Fundamentals of ML

Fundamentals of Machine Learning

  • Author: Derbew Felasman (MSc), Debre Berhan University

Learning Objectives

  • Define Machine Learning (ML) and its significance.

  • Understand types of ML: Supervised, Unsupervised, Reinforcement Learning.

  • Recognize real-world applications of ML.

  • Explore the basic ML workflow.

  • Discuss key challenges and limitations of ML.

  • Understand relationships to other fields.

What is Machine Learning?

  • Definition: A field enabling computers to learn without explicit programming. (Arthur Samuel, 1959)

  • Key components:

    • Experience (E): Data the algorithm learns from.

    • Task (T): Problem the ML model is solved for.

    • Performance Measure (P): Metric for evaluating improvement.

ML vs. Traditional Programming

Traditional Programming

  • Characteristics:

    • Explicit instructions required.

    • Predictable output.

    • Rule-based decision making.

    • Well-defined problems.

Machine Learning

  • Characteristics:

    • Data-driven learning.

    • Probabilistic, uncertain predictions.

    • Pattern recognition in data.

    • Adaptability to new data.

Why Machine Learning Matters

  • Key Points:

    • Automates complex tasks and reduces manual work.

    • Uncovers hidden insights through data-driven decisions.

    • Drives innovation (e.g., medical diagnosis, self-driving cars).

    • Personalization of user experiences.

    • Economic impact through job creation and growth.

ML vs. Related Fields

  • Relations:

    • Artificial Intelligence (AI): Broader concept simulating human intelligence.

    • Data Science (DS): Encompasses broader processes including data collection and analysis.

    • Deep Learning (DL): Specialized ML using complex neural networks.

Types of ML Systems

  1. Supervised Learning

  2. Unsupervised Learning

  3. Reinforcement Learning

  4. Generative AI

Supervised Learning

  • Process:

    • Uses labeled input-output pairs to train algorithms.

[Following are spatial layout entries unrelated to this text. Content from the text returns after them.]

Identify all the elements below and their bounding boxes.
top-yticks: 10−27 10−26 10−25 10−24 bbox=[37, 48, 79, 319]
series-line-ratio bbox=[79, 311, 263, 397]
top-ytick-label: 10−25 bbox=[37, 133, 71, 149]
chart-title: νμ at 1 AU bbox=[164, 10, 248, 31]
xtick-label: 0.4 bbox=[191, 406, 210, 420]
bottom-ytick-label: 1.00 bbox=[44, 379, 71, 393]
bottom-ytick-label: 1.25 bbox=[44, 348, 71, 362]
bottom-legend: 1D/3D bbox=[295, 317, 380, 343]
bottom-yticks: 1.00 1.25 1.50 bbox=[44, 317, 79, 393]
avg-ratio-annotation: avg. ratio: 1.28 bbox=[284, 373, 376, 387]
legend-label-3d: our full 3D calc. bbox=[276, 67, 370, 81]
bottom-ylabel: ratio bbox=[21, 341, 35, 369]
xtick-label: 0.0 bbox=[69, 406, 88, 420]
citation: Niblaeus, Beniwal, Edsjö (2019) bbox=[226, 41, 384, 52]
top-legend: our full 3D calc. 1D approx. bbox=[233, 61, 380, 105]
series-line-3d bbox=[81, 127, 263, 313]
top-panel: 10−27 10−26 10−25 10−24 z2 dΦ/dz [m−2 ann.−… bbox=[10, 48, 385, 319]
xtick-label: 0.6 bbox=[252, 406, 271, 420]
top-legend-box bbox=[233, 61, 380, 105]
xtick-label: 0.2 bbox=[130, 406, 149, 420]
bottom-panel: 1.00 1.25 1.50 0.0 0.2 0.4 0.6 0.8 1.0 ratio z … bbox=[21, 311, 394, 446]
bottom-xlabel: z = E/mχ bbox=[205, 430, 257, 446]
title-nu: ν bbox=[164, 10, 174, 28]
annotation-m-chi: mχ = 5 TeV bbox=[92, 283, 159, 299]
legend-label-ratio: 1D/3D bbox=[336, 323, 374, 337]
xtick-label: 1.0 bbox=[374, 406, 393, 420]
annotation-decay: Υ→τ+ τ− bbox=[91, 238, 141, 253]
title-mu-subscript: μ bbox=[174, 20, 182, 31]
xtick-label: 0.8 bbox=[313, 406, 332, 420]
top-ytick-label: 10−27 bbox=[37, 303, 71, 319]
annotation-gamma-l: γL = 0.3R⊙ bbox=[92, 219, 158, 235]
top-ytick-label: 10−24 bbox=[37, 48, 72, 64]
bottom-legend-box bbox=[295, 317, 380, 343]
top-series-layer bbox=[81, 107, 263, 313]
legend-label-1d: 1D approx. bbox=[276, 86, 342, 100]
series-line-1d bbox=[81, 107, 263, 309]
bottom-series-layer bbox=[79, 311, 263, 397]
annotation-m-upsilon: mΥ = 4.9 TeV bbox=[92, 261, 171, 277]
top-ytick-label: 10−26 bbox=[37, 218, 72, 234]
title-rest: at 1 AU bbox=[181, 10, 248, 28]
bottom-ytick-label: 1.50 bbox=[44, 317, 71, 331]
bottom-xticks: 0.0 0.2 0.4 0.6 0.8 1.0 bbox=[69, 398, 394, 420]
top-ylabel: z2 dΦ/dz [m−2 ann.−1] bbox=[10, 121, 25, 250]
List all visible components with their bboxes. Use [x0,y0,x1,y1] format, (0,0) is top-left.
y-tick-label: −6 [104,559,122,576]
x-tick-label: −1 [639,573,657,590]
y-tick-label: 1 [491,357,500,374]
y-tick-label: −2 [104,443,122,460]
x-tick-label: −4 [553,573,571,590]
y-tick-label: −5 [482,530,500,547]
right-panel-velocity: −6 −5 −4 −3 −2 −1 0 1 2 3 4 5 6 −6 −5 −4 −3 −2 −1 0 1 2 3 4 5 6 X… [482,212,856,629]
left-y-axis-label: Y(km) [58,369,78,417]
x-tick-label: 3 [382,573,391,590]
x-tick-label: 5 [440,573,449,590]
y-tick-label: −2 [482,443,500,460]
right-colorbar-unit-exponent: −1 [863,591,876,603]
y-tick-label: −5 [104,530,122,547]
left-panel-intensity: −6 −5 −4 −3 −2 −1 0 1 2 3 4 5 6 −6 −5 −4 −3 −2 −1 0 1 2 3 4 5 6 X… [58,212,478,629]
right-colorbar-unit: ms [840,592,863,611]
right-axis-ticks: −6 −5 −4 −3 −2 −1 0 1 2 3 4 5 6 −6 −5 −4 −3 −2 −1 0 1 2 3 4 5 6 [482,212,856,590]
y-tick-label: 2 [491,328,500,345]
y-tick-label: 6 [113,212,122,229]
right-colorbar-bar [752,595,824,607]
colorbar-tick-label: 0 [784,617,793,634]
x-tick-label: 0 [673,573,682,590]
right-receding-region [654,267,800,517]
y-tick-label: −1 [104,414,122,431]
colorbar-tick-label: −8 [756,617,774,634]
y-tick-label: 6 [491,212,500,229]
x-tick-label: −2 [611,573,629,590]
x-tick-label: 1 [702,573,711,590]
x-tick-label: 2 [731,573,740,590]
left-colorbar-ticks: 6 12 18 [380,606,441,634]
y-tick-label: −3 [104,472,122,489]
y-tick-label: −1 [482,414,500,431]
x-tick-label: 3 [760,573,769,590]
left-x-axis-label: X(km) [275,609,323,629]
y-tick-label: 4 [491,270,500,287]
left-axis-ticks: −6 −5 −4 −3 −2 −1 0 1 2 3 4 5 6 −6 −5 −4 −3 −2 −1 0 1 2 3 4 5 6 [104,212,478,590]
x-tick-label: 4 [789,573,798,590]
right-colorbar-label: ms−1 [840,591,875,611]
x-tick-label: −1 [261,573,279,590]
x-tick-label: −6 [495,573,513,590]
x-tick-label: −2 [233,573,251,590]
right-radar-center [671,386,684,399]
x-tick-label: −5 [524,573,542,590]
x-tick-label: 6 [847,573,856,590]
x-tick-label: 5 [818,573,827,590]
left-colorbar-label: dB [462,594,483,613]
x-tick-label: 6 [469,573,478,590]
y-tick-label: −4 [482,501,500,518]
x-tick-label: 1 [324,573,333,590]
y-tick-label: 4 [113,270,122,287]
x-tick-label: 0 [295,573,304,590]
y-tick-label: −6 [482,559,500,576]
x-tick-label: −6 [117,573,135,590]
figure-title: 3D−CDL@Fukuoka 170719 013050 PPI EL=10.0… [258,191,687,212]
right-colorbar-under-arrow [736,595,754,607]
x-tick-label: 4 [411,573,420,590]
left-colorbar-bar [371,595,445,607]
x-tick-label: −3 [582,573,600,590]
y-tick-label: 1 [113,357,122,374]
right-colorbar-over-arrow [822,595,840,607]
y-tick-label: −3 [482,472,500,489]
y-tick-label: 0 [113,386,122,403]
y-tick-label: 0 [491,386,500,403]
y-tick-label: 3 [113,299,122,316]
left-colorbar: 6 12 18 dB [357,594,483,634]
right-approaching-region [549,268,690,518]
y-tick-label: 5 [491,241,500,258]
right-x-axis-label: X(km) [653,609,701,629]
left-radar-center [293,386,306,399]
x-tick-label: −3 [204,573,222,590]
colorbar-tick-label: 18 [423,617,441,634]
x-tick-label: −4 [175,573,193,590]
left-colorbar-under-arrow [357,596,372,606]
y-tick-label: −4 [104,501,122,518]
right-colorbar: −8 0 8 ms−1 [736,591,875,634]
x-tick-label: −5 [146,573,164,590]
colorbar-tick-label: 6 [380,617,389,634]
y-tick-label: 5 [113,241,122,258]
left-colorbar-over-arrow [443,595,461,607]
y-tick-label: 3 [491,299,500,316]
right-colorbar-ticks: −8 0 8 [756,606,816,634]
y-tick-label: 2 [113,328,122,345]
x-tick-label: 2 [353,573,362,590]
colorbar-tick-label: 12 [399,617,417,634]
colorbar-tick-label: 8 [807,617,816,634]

    • Applications: Image recognition, spam filtering, weather forecasting.

  • Types of Algorithms:

    • Regression (predict continuous values) e.g., housing prices.

    • Classification (predict categorical outcomes) e.g., spam detection.

Unsupervised Learning

  • Definition:

    • Identifies patterns in data without labeled outcomes.

  • Techniques:

    • Clustering (e.g., K-Means).

    • Dimensionality reduction (e.g., PCA).

Reinforcement Learning

  • Definition:

    • Agents learn to make decisions through rewards and penalties.

  • Common Algorithms:

    • Q-Learning, Deep Q-Networks, Policy Gradient Methods.

The Machine Learning Workflow

  1. Problem Definition

  2. Data Collection

  3. Data Preprocessing

  4. Model Training

  5. Evaluation

  6. Deployment

Real-World Applications of ML

  • Sectors include:

    • Healthcare, Finance, Retail, Transportation.

  • Transforming industries—considered the new "electricity."

Challenges and Limitations of ML

  • Key Issues:

    • Data quality and bias.

    • Overfitting concerns.

    • Ethical issues (e.g., privacy, discrimination).

A Brief History of Machine Learning

  • 1950s: Neural networks and pattern recognition inception.

  • 1960s-1980s: Development of expert systems.

  • 1990s: Rise of decision trees and support vector machines.

  • 2000s-2010s: Advancements in deep learning.

Essential Math and Statistics for ML

  • Foundational Topics:

    • Linear Algebra, Calculus, Probability and Statistics.

Recap and Key Takeaways

  • Importance of ML, its types (Supervised, Unsupervised, Reinforcement).

  • Applications, workflow in ML, and ethical concerns.

  • Key Concepts: Data, Algorithms, and Models.